Doing it differently
Like many activities and events, this year’s Alternative Spring Break will be conducted virtually. During the week, the 11 MTU students who comprise this year’s NSBE Pre-College Initiative (PCI), will give presentations to every middle and high school science class at Chandler Park Academy in Detroit, a total of 74 classes and 1,850 students.
Andi Smith is vice president of NSBE and chair of this year’s PCI. The senior chemical engineering major is participating in PCI for the fourth year. Smith said despite the change in format, the message remains the same. “The best thing for me is being able to educate the students on things I wish I would’ve known when I was their age,” Smith said, adding that some of the schools they visit may not have all of the resources that schools in higher income areas have. “I also think it’s extremely valuable that they hear this information from someone who looks like them and is close in age. I understand what it was like to be in their position and having some random person come in and school them on different subjects and how that can be extremely boring, so I try to make sure I combat the things I disliked about guest presenters and make it more engaging.”
This year I came up with the idea to create a scholarship for one of the students we speak to who decided to come to Michigan Tech. The scholarship will be used for travel, tuition, books or anything else they need in order to come to MTU,” explained Smith. She said the efforts of Michigan Tech alumna Erin Richie and other alumni made the scholarship a reality.
A need for innovators
While popular in-person activities, such as family engineering events for K-8 students and their families, will not happen this year, the virtual sessions will reach more students with the important message of STEM. “It is extremely important to encourage young people to enter into STEM fields because we need more and diverse innovators to create solutions to everyday problems and global challenges that we face,” said Smith.
Joan Chadde, director of Michigan Tech’s Center for Science and Environmental Outreach, has mentored the group for its alternative Spring Break trip for the past 10 years. Chadde is excited the PCI outreach in Detroit schools will continue despite the pandemic. “These presentations are designed to engage and inspire diverse students to learn about and consider careers in engineering and science by interacting with ‘hometown’ role models,” said Chadde, who noted that most of the participating NSBE students are from the Detroit area.
The NSBE student chapter’s outreach effort is funded by General Motors and Tech’s Department of Civil and Environmental Engineering.

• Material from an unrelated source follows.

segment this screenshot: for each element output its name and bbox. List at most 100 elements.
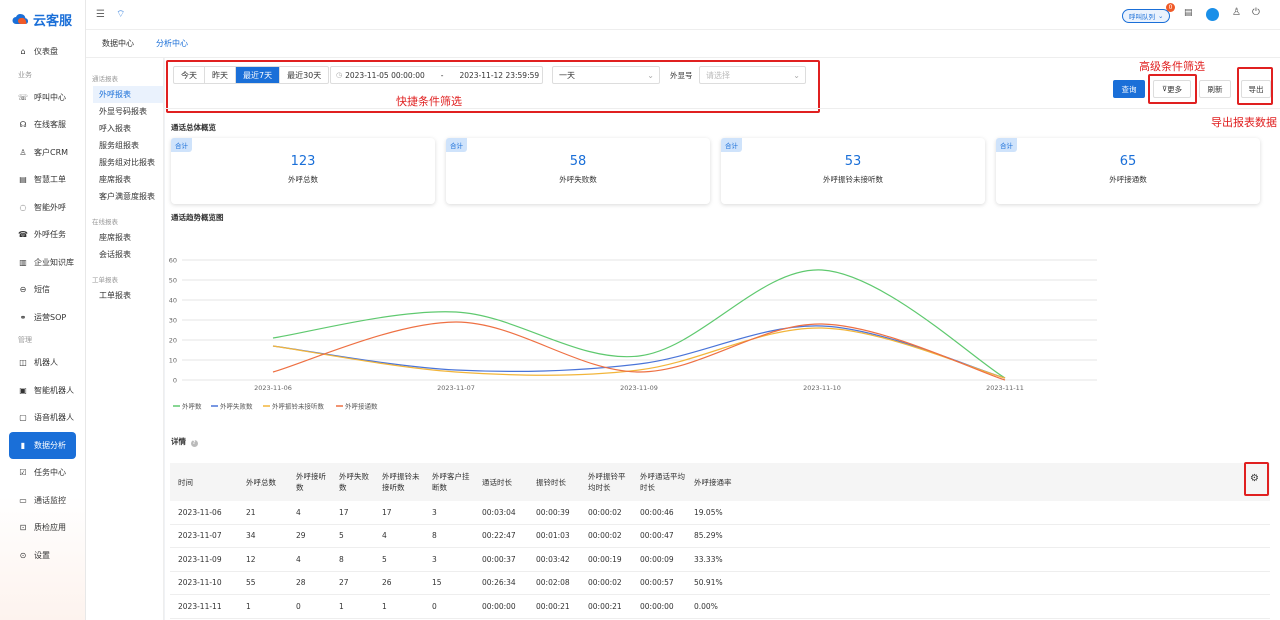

Smith said COVID-19 did make continuing the Alternative Spring Break program more difficult —but solving problems is what being an engineer is all about. “Engineering is such a diverse field that it can be intimidating to get started, but anyone can do it and be a part of it. Sometimes students just need to be made aware of the opportunity.”

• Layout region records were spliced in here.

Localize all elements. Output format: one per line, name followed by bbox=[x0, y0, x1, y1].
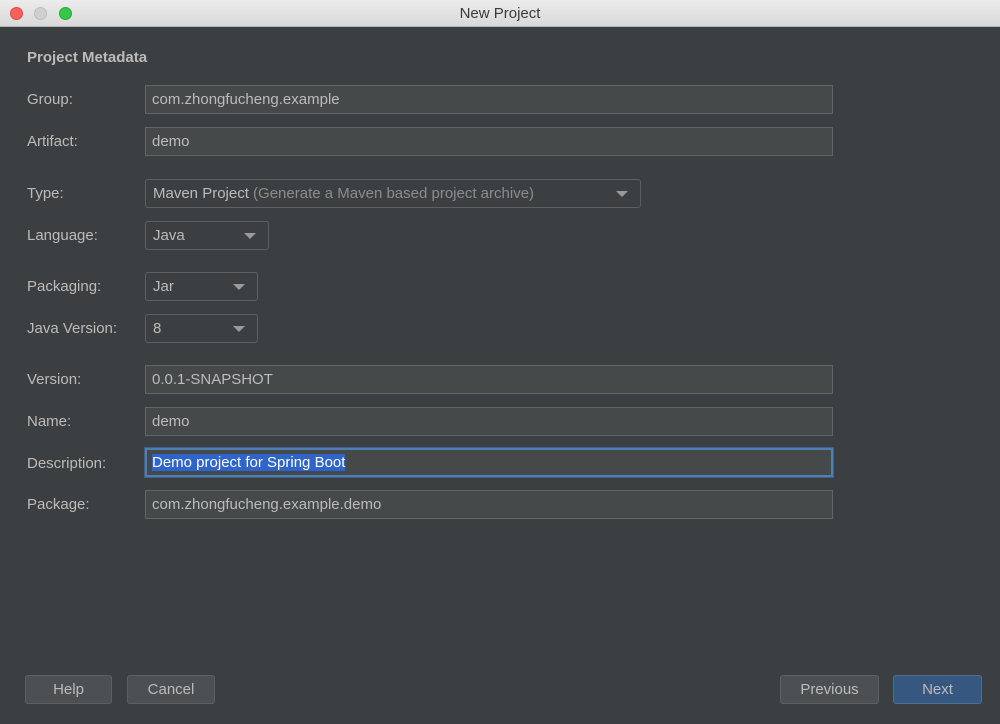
title-bar: New Project bbox=[0, 0, 1000, 27]
description-value-selected: Demo project for Spring Boot bbox=[152, 454, 346, 471]
type-dropdown[interactable]: Maven Project (Generate a Maven based pr… bbox=[145, 179, 641, 208]
packaging-value: Jar bbox=[153, 278, 174, 295]
help-button[interactable]: Help bbox=[25, 675, 112, 704]
artifact-field[interactable]: demo bbox=[145, 127, 833, 156]
description-field[interactable]: Demo project for Spring Boot bbox=[145, 448, 833, 477]
language-value: Java bbox=[153, 227, 185, 244]
name-label: Name: bbox=[27, 413, 72, 430]
cancel-button[interactable]: Cancel bbox=[127, 675, 215, 704]
previous-button[interactable]: Previous bbox=[780, 675, 879, 704]
chevron-down-icon bbox=[244, 233, 256, 239]
section-title: Project Metadata bbox=[27, 49, 148, 66]
chevron-down-icon bbox=[233, 284, 245, 290]
version-label: Version: bbox=[27, 371, 82, 388]
packaging-dropdown[interactable]: Jar bbox=[145, 272, 258, 301]
group-label: Group: bbox=[27, 91, 73, 108]
java-version-value: 8 bbox=[153, 320, 162, 337]
type-label: Type: bbox=[27, 185, 64, 202]
name-field[interactable]: demo bbox=[145, 407, 833, 436]
chevron-down-icon bbox=[616, 191, 628, 197]
java-version-label: Java Version: bbox=[27, 320, 118, 337]
language-dropdown[interactable]: Java bbox=[145, 221, 269, 250]
type-hint: (Generate a Maven based project archive) bbox=[253, 185, 535, 202]
language-label: Language: bbox=[27, 227, 98, 244]
next-button[interactable]: Next bbox=[893, 675, 982, 704]
package-label: Package: bbox=[27, 496, 90, 513]
type-value: Maven Project bbox=[153, 185, 249, 202]
package-field[interactable]: com.zhongfucheng.example.demo bbox=[145, 490, 833, 519]
group-field[interactable]: com.zhongfucheng.example bbox=[145, 85, 833, 114]
packaging-label: Packaging: bbox=[27, 278, 102, 295]
description-label: Description: bbox=[27, 455, 107, 472]
window-title: New Project bbox=[459, 5, 541, 22]
artifact-label: Artifact: bbox=[27, 133, 78, 150]
java-version-dropdown[interactable]: 8 bbox=[145, 314, 258, 343]
version-field[interactable]: 0.0.1-SNAPSHOT bbox=[145, 365, 833, 394]
chevron-down-icon bbox=[233, 326, 245, 332]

Michigan Technological University is a public research university, home to more than 7,000 students from 54 countries. Founded in 1885, the University offers more than 120 undergraduate and graduate degree programs in science and technology, engineering, forestry, business and economics, health professions, humanities, mathematics, and social sciences. Our campus in Michigan’s Upper Peninsula overlooks the Keweenaw Waterway and is just a few miles from Lake Superior.